Every aspect of the bond transaction was carefully thought through – from the roadshow where the team met more than 300 investors, to identifying the appropriate tranches, to issuing in the right window and the two-day execution process.
Initial price thoughts, for example, were announced just after the US open on October 18, with Asia, Europe and Middle East books going subject the following day. That enabled momentum to build and ensured there were no glitches.
Total demand reached US$67bn, with some accounts putting in US$1bn orders across different portfolios. Interest came from high-grade accounts, emerging markets investors, commodity funds, insurers, central banks and other financial institutions as the opportunity to get yield from a Single A sovereign proved compelling.

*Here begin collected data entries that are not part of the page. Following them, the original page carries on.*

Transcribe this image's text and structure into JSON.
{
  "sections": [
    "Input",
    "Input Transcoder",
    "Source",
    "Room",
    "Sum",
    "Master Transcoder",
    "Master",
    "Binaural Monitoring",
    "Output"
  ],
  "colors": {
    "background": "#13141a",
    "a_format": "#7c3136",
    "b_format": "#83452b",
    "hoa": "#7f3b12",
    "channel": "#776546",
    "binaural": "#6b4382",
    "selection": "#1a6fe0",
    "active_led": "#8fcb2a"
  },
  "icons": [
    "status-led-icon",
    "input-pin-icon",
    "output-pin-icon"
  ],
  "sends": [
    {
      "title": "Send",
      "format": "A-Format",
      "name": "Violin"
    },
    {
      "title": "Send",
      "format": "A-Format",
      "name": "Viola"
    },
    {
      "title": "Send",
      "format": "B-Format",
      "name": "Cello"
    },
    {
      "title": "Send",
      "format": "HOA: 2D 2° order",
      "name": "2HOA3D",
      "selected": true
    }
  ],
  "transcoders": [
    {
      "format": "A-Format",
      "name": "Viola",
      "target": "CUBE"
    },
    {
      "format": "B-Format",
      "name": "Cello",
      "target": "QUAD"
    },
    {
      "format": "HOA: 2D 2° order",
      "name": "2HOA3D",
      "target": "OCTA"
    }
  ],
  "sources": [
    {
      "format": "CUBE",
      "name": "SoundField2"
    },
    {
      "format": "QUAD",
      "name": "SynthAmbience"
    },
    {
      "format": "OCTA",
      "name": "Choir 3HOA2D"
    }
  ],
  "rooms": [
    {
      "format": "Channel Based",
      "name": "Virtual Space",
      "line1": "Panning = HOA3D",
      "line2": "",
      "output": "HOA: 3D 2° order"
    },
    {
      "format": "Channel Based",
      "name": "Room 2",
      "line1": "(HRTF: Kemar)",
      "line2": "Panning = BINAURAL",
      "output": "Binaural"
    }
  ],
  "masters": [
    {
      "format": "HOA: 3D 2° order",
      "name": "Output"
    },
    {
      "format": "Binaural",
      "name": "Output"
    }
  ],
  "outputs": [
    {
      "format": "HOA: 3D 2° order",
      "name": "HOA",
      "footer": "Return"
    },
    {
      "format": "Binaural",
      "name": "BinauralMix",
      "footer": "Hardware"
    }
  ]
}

Five and 10-year tranches raised US$5.5bn each, while a 30-year note issue was US$6.5bn – the biggest bond at that tenor from an emerging markets issuer and reflecting the importance of that trip to Asia.

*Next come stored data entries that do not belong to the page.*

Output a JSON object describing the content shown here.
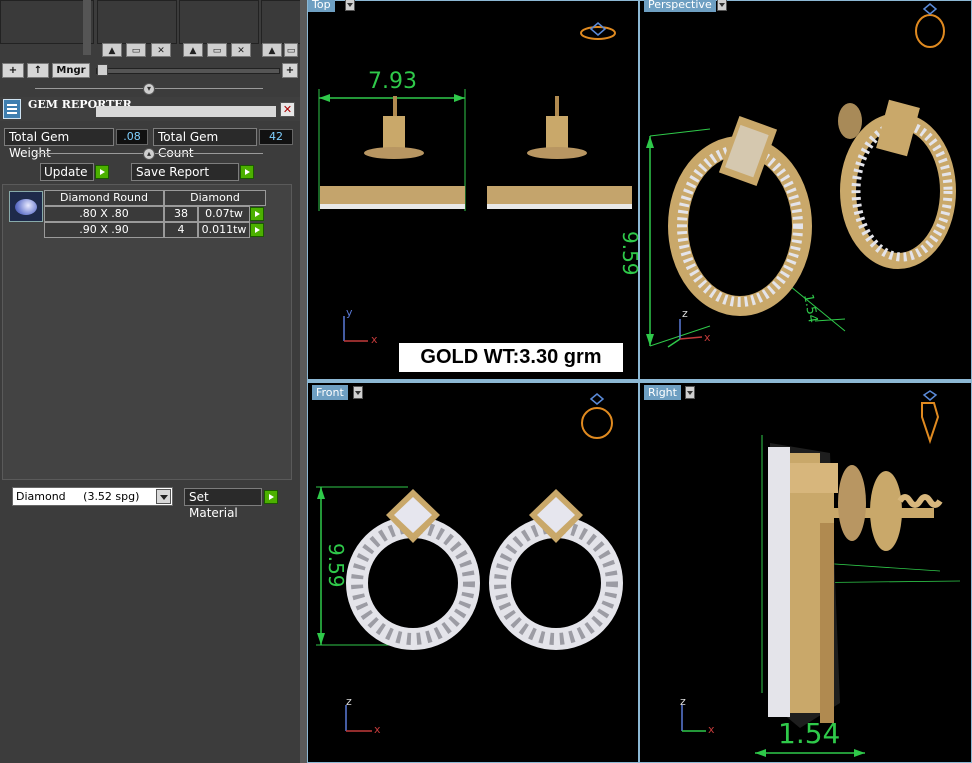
{
  "toolbar": {
    "add_label": "+",
    "up_label": "↑",
    "manager_label": "Mngr",
    "plus_label": "+"
  },
  "gem_reporter": {
    "title": "GEM REPORTER",
    "total_gem_weight_label": "Total Gem Weight",
    "total_gem_weight_value": ".08",
    "total_gem_count_label": "Total Gem Count",
    "total_gem_count_value": "42",
    "update_label": "Update",
    "save_report_label": "Save Report",
    "table": {
      "headers": [
        "Diamond Round",
        "Diamond"
      ],
      "rows": [
        {
          "size": ".80 X .80",
          "count": "38",
          "weight": "0.07tw"
        },
        {
          "size": ".90 X .90",
          "count": "4",
          "weight": "0.011tw"
        }
      ]
    },
    "material_select": "Diamond     (3.52 spg)",
    "set_material_label": "Set Material"
  },
  "viewports": {
    "top": {
      "label": "Top",
      "dimension": "7.93",
      "gold_weight": "GOLD WT:3.30 grm",
      "axis_y": "y",
      "axis_x": "x"
    },
    "perspective": {
      "label": "Perspective",
      "dimension_height": "9.59",
      "dimension_width": "1.54",
      "axis_z": "z",
      "axis_x": "x"
    },
    "front": {
      "label": "Front",
      "dimension": "9.59",
      "axis_z": "z",
      "axis_x": "x"
    },
    "right": {
      "label": "Right",
      "dimension": "1.54",
      "axis_z": "z",
      "axis_x": "x"
    }
  },
  "colors": {
    "dimension_green": "#2fc94a",
    "gold": "#c9a86a",
    "viewport_border": "#8cb8d4",
    "tab_blue": "#6e9fc2",
    "action_green": "#4cb000"
  }
}
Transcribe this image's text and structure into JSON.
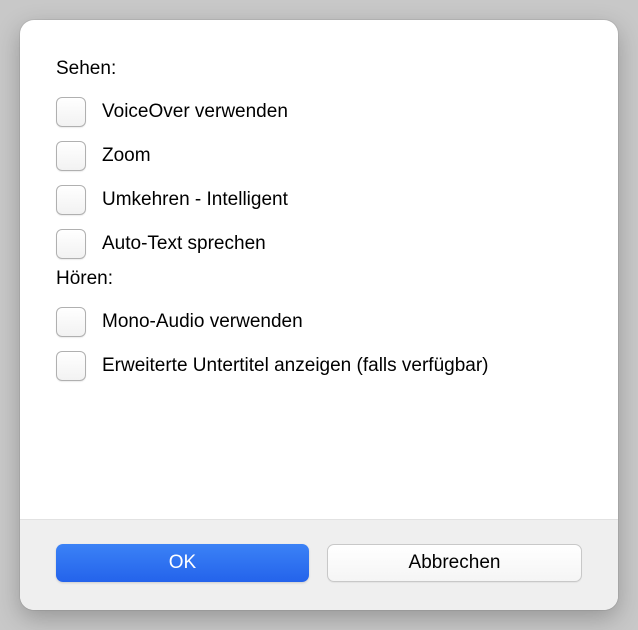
{
  "sections": {
    "seeing": {
      "label": "Sehen:",
      "items": [
        {
          "label": "VoiceOver verwenden"
        },
        {
          "label": "Zoom"
        },
        {
          "label": "Umkehren - Intelligent"
        },
        {
          "label": "Auto-Text sprechen"
        }
      ]
    },
    "hearing": {
      "label": "Hören:",
      "items": [
        {
          "label": "Mono-Audio verwenden"
        },
        {
          "label": "Erweiterte Untertitel anzeigen (falls verfügbar)"
        }
      ]
    }
  },
  "buttons": {
    "ok": "OK",
    "cancel": "Abbrechen"
  }
}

The sizing of the tranches turned conventional wisdom on its head but the nature of the order book, and the stickiness of that demand, meant it made sense.
Interestingly, Saudi priced the 30-year at the same spread as where higher-rated Qatar (Aa2/AA/AA) printed its 30-year bonds in May – at 210bp over Treasuries. And at 4.5%, the coupon on Saudi’s 30-year was inside the 4.625% on the Qatar June 2046s.

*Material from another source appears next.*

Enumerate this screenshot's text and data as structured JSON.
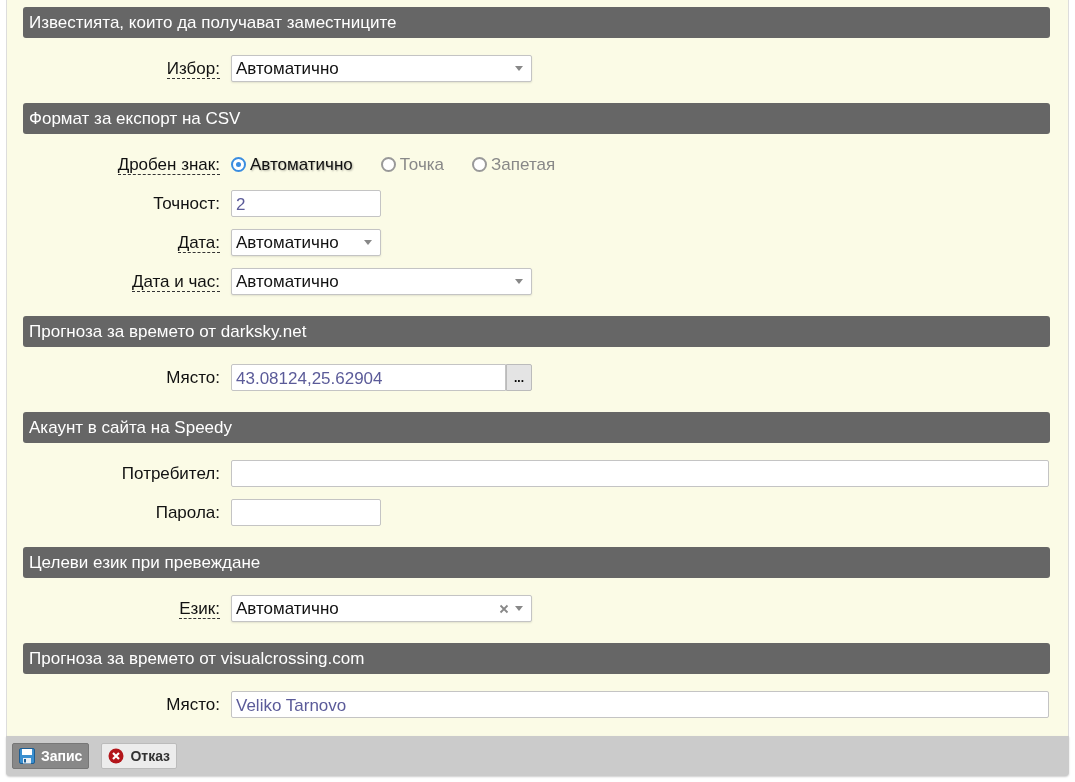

The 10-year note had the broadest appeal across investor types, while the five-year bond was particularly attractive to regional accounts, although in the final allocations US and European investors were given the biggest chunks. Citigroup, HSBC and JP Morgan were the global coordinators.
As important for the Saudis, all three tranches performed well in the secondary market, with follow-through demand from Asian and regional investors in particular, until rates began selling off some weeks later.
“We were extremely happy with the liquidity the transaction generated,” said Al Saif. “It is now considered the benchmark for the region.”
With its annual fiscal deficit for 2016 forecast to be US$87bn (on top of the US$96.6bn deficit in 2015), the Kingdom will return to the capital markets. Products such as sukuk are being considered too. Plans, however, have yet to be finalised.
“We have a lot of ambitions,” said Al Saif. “But we are cognisant of doing things gradually. This is a cycle.”